Liverpool Biennial 2023 at Cotton Exchange
10 June – 17 September 2023
Exhibition is open weekly on Wednesday, Thursday, Friday, Saturday & Sunday. Check venue opening times for further information.
In the 19th and early 20th centuries, Liverpool emerged as the world’s largest cotton market, holding the largest single stock of cotton in the world. It was a period in the city’s history when economic prosperity depended upon enforced movement of people, enslavement, trade and labour. This former Cotton Exchange, opened in 1907, is explicitly and integrally tied to this moment in the city’s economic and societal history.
The artists at Cotton Exchange explore resistance, indigenous knowledge and ancestral healing.

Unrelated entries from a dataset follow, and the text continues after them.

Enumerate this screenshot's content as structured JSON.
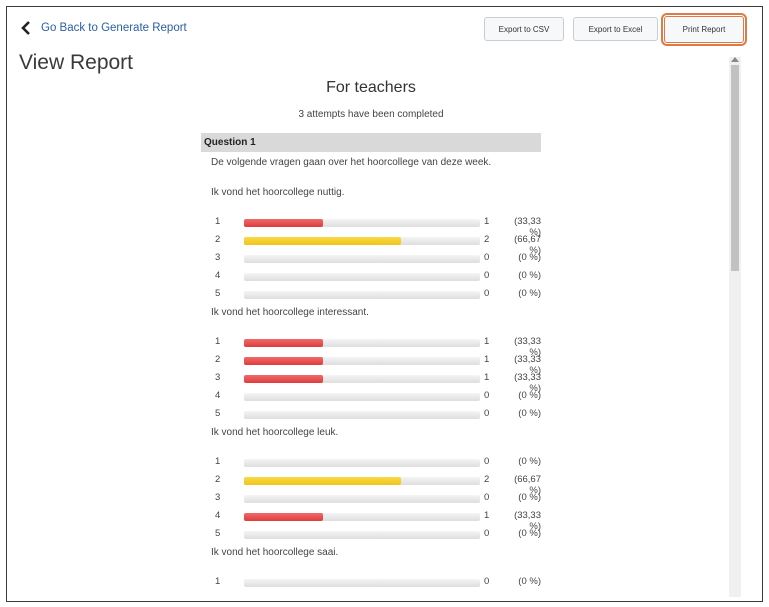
{
  "header": {
    "back_label": "Go Back to Generate Report",
    "export_csv": "Export to CSV",
    "export_excel": "Export to Excel",
    "print_report": "Print Report",
    "page_title": "View Report"
  },
  "colors": {
    "red_bar": "#e03b3b",
    "yellow_bar": "#f2c417",
    "highlight": "#e07a44"
  },
  "report": {
    "title": "For teachers",
    "subtitle": "3 attempts have been completed",
    "question_header": "Question 1",
    "intro": "De volgende vragen gaan over het hoorcollege van deze week.",
    "sub_questions": [
      {
        "text": "Ik vond het hoorcollege nuttig.",
        "rows": [
          {
            "option": "1",
            "count": "1",
            "percent": "(33,33 %)",
            "fraction": 0.3333,
            "color": "red"
          },
          {
            "option": "2",
            "count": "2",
            "percent": "(66,67 %)",
            "fraction": 0.6667,
            "color": "yellow"
          },
          {
            "option": "3",
            "count": "0",
            "percent": "(0 %)",
            "fraction": 0,
            "color": "red"
          },
          {
            "option": "4",
            "count": "0",
            "percent": "(0 %)",
            "fraction": 0,
            "color": "red"
          },
          {
            "option": "5",
            "count": "0",
            "percent": "(0 %)",
            "fraction": 0,
            "color": "red"
          }
        ]
      },
      {
        "text": "Ik vond het hoorcollege interessant.",
        "rows": [
          {
            "option": "1",
            "count": "1",
            "percent": "(33,33 %)",
            "fraction": 0.3333,
            "color": "red"
          },
          {
            "option": "2",
            "count": "1",
            "percent": "(33,33 %)",
            "fraction": 0.3333,
            "color": "red"
          },
          {
            "option": "3",
            "count": "1",
            "percent": "(33,33 %)",
            "fraction": 0.3333,
            "color": "red"
          },
          {
            "option": "4",
            "count": "0",
            "percent": "(0 %)",
            "fraction": 0,
            "color": "red"
          },
          {
            "option": "5",
            "count": "0",
            "percent": "(0 %)",
            "fraction": 0,
            "color": "red"
          }
        ]
      },
      {
        "text": "Ik vond het hoorcollege leuk.",
        "rows": [
          {
            "option": "1",
            "count": "0",
            "percent": "(0 %)",
            "fraction": 0,
            "color": "red"
          },
          {
            "option": "2",
            "count": "2",
            "percent": "(66,67 %)",
            "fraction": 0.6667,
            "color": "yellow"
          },
          {
            "option": "3",
            "count": "0",
            "percent": "(0 %)",
            "fraction": 0,
            "color": "red"
          },
          {
            "option": "4",
            "count": "1",
            "percent": "(33,33 %)",
            "fraction": 0.3333,
            "color": "red"
          },
          {
            "option": "5",
            "count": "0",
            "percent": "(0 %)",
            "fraction": 0,
            "color": "red"
          }
        ]
      },
      {
        "text": "Ik vond het hoorcollege saai.",
        "rows": [
          {
            "option": "1",
            "count": "0",
            "percent": "(0 %)",
            "fraction": 0,
            "color": "red"
          }
        ]
      }
    ]
  }
}
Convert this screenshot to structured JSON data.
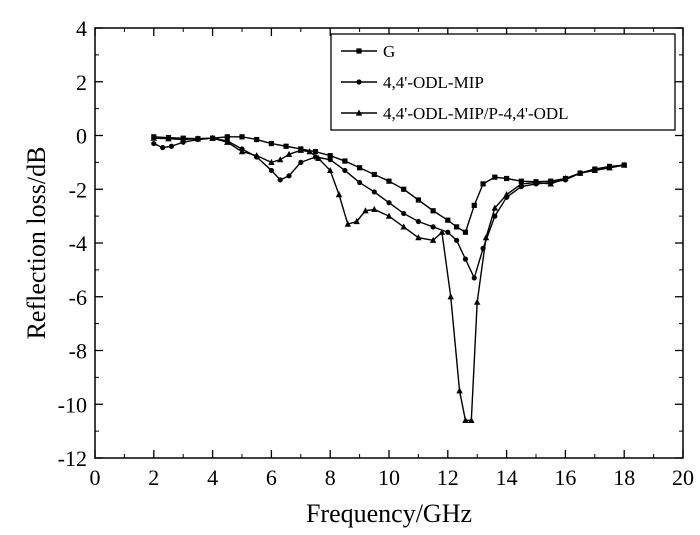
{
  "chart_data": {
    "type": "line",
    "title": "",
    "xlabel": "Frequency/GHz",
    "ylabel": "Reflection loss/dB",
    "xlim": [
      0,
      20
    ],
    "ylim": [
      -12,
      4
    ],
    "xticks": [
      0,
      2,
      4,
      6,
      8,
      10,
      12,
      14,
      16,
      18,
      20
    ],
    "yticks": [
      4,
      2,
      0,
      -2,
      -4,
      -6,
      -8,
      -10,
      -12
    ],
    "grid": false,
    "legend_position": "top-right",
    "series": [
      {
        "name": "G",
        "marker": "square",
        "x": [
          2.0,
          2.5,
          3.0,
          3.5,
          4.0,
          4.5,
          5.0,
          5.5,
          6.0,
          6.5,
          7.0,
          7.5,
          8.0,
          8.5,
          9.0,
          9.5,
          10.0,
          10.5,
          11.0,
          11.5,
          12.0,
          12.3,
          12.6,
          12.9,
          13.2,
          13.6,
          14.0,
          14.5,
          15.0,
          15.5,
          16.0,
          16.5,
          17.0,
          17.5,
          18.0
        ],
        "y": [
          -0.05,
          -0.08,
          -0.1,
          -0.12,
          -0.1,
          -0.05,
          -0.05,
          -0.15,
          -0.3,
          -0.4,
          -0.5,
          -0.6,
          -0.75,
          -0.95,
          -1.2,
          -1.45,
          -1.7,
          -2.0,
          -2.4,
          -2.8,
          -3.15,
          -3.4,
          -3.6,
          -2.6,
          -1.8,
          -1.55,
          -1.6,
          -1.7,
          -1.72,
          -1.7,
          -1.6,
          -1.4,
          -1.25,
          -1.15,
          -1.1
        ]
      },
      {
        "name": "4,4'-ODL-MIP",
        "marker": "circle",
        "x": [
          2.0,
          2.3,
          2.6,
          3.0,
          3.5,
          4.0,
          4.5,
          5.0,
          5.5,
          6.0,
          6.3,
          6.6,
          7.0,
          7.5,
          8.0,
          8.5,
          9.0,
          9.5,
          10.0,
          10.5,
          11.0,
          11.5,
          12.0,
          12.3,
          12.6,
          12.9,
          13.2,
          13.6,
          14.0,
          14.5,
          15.0,
          15.5,
          16.0,
          16.5,
          17.0,
          17.5,
          18.0
        ],
        "y": [
          -0.3,
          -0.45,
          -0.4,
          -0.25,
          -0.15,
          -0.1,
          -0.2,
          -0.5,
          -0.8,
          -1.3,
          -1.65,
          -1.5,
          -1.0,
          -0.8,
          -0.9,
          -1.3,
          -1.75,
          -2.1,
          -2.5,
          -2.9,
          -3.2,
          -3.4,
          -3.6,
          -3.9,
          -4.6,
          -5.3,
          -4.2,
          -3.0,
          -2.3,
          -1.9,
          -1.8,
          -1.75,
          -1.65,
          -1.4,
          -1.25,
          -1.2,
          -1.1
        ]
      },
      {
        "name": "4,4'-ODL-MIP/P-4,4'-ODL",
        "marker": "triangle",
        "x": [
          2.0,
          2.5,
          3.0,
          3.5,
          4.0,
          4.5,
          5.0,
          5.5,
          6.0,
          6.3,
          6.6,
          7.0,
          7.3,
          7.6,
          8.0,
          8.3,
          8.6,
          8.9,
          9.2,
          9.5,
          10.0,
          10.5,
          11.0,
          11.5,
          11.8,
          12.1,
          12.4,
          12.6,
          12.8,
          13.0,
          13.3,
          13.6,
          14.0,
          14.5,
          15.0,
          15.5,
          16.0,
          16.5,
          17.0,
          17.5,
          18.0
        ],
        "y": [
          -0.1,
          -0.12,
          -0.15,
          -0.12,
          -0.1,
          -0.25,
          -0.6,
          -0.75,
          -1.0,
          -0.9,
          -0.7,
          -0.55,
          -0.6,
          -0.85,
          -1.3,
          -2.2,
          -3.3,
          -3.2,
          -2.8,
          -2.75,
          -3.0,
          -3.4,
          -3.8,
          -3.9,
          -3.6,
          -6.0,
          -9.5,
          -10.6,
          -10.6,
          -6.2,
          -3.8,
          -2.7,
          -2.2,
          -1.8,
          -1.75,
          -1.8,
          -1.6,
          -1.4,
          -1.3,
          -1.2,
          -1.1
        ]
      }
    ]
  }
}
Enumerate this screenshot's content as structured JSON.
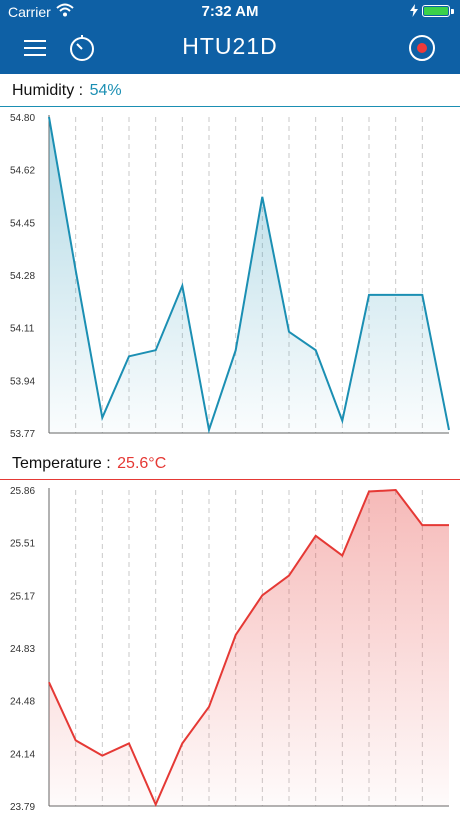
{
  "status_bar": {
    "carrier": "Carrier",
    "time": "7:32 AM",
    "battery_level": 1.0
  },
  "nav": {
    "title": "HTU21D",
    "menu_icon": "hamburger-menu-icon",
    "timer_icon": "timer-icon",
    "record_icon": "record-icon"
  },
  "colors": {
    "nav_background": "#0e60a5",
    "humidity": "#1b8fb3",
    "temperature": "#e53935",
    "record_dot": "#f03a3a"
  },
  "humidity": {
    "label": "Humidity : ",
    "value": "54%",
    "chart_data": {
      "type": "area",
      "y_ticks": [
        "54.80",
        "54.62",
        "54.45",
        "54.28",
        "54.11",
        "53.94",
        "53.77"
      ],
      "ylim": [
        53.77,
        54.8
      ],
      "x": [
        0,
        1,
        2,
        3,
        4,
        5,
        6,
        7,
        8,
        9,
        10,
        11,
        12,
        13,
        14,
        15
      ],
      "values": [
        54.8,
        54.3,
        53.82,
        54.02,
        54.04,
        54.25,
        53.78,
        54.04,
        54.54,
        54.1,
        54.04,
        53.81,
        54.22,
        54.22,
        54.22,
        53.78
      ],
      "grid": "vertical dashed"
    }
  },
  "temperature": {
    "label": "Temperature : ",
    "value": "25.6°C",
    "chart_data": {
      "type": "area",
      "y_ticks": [
        "25.86",
        "25.51",
        "25.17",
        "24.83",
        "24.48",
        "24.14",
        "23.79"
      ],
      "ylim": [
        23.79,
        25.86
      ],
      "x": [
        0,
        1,
        2,
        3,
        4,
        5,
        6,
        7,
        8,
        9,
        10,
        11,
        12,
        13,
        14,
        15
      ],
      "values": [
        24.6,
        24.22,
        24.12,
        24.2,
        23.8,
        24.2,
        24.44,
        24.91,
        25.17,
        25.3,
        25.56,
        25.43,
        25.85,
        25.86,
        25.63,
        25.63
      ],
      "grid": "vertical dashed"
    }
  }
}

Lungiswa Gqunta is interested in histories of displacement and how colonialism, slavery and Apartheid shape and inform displacement. Her work is fractured with the cracks that rupture the underlying structure of South African society. Rather than build upon this unsteady terrain, Gqunta pieces together the fragments of her lived experiences – those of her community’s collective memories – and distils them into their most essential materials, reconstructing the socio-political landscape. Here, the parameters of secure spaces are reconsidered in the form of her sculpture ‘Sleeping Pools – Brewing’ (2023), an illuminated bedframe filled with a petrol-like substance. Gqunta questions what it means to rest in the tenuous divide that separates public and private domains in South Africa, subsequently creating a ‘third space’ where the luxury of a suburb and the perceived threat of a township coincide. The significance of Gqunta’s use of petrol lies in the sense of discomfort it creates, pervasive and unsettling. By accompanying this symbolic representation of a suburban swimming pool with the presence of political unrest, Gqunta highlights structural inequity and poses an imminent threat to privileged entitlement.
Shannon Alonzo’s site-specific mural of charcoal and paint, entitled ‘Mangroves’ (2023), explores the Caribbean Carnival’s relationship to space: claimed and embodied, geographic and ideological. Mangroves are an enmeshed root system living on the fringes of land and sea in coastal, tropical climates. Referencing the entangled forms of mangroves, the motif refers to the Carnival’s historic provision of a place of refuge and stability for marginalised people. Carnival celebrations exist globally to resist racial injustice and institutionalised oppression, offering a space for people of the Caribbean diaspora to assert their right to joy, self-articulation, agency, and ancestral legacy. Alonzo’s ritual of erasing and redrawing the mural part way through the exhibition is an offering to catalyse healing and a restoration of balance.
In ‘Songs to Earth, Songs to Seeds’ (2022) Sepideh Rahaa portrays the often invisible and inaccessible process of rice cultivation in the paddy lands of Mazandaran, Northern Iran. The almost year-long process is an intergenerational tradition, with knowledge passed down for nearly a century through the artist’s family. Rahaa centres the role of women’s labour, presenting the traditional songs sung by Iranian women during the cultivation and harvest seasons. These songs are passed down between generations of women and contain stories of their daily struggles in Mazani (an indigenous language from Northern Iran). The work invites us to consider the complexity and invisibility of rice cultivation in a contemporary, global context. The crop is both a container for indigenous forms of knowledge and, as a global food staple, is enmeshed within cycles of consumption, neo-colonial food politics and environmental injustice.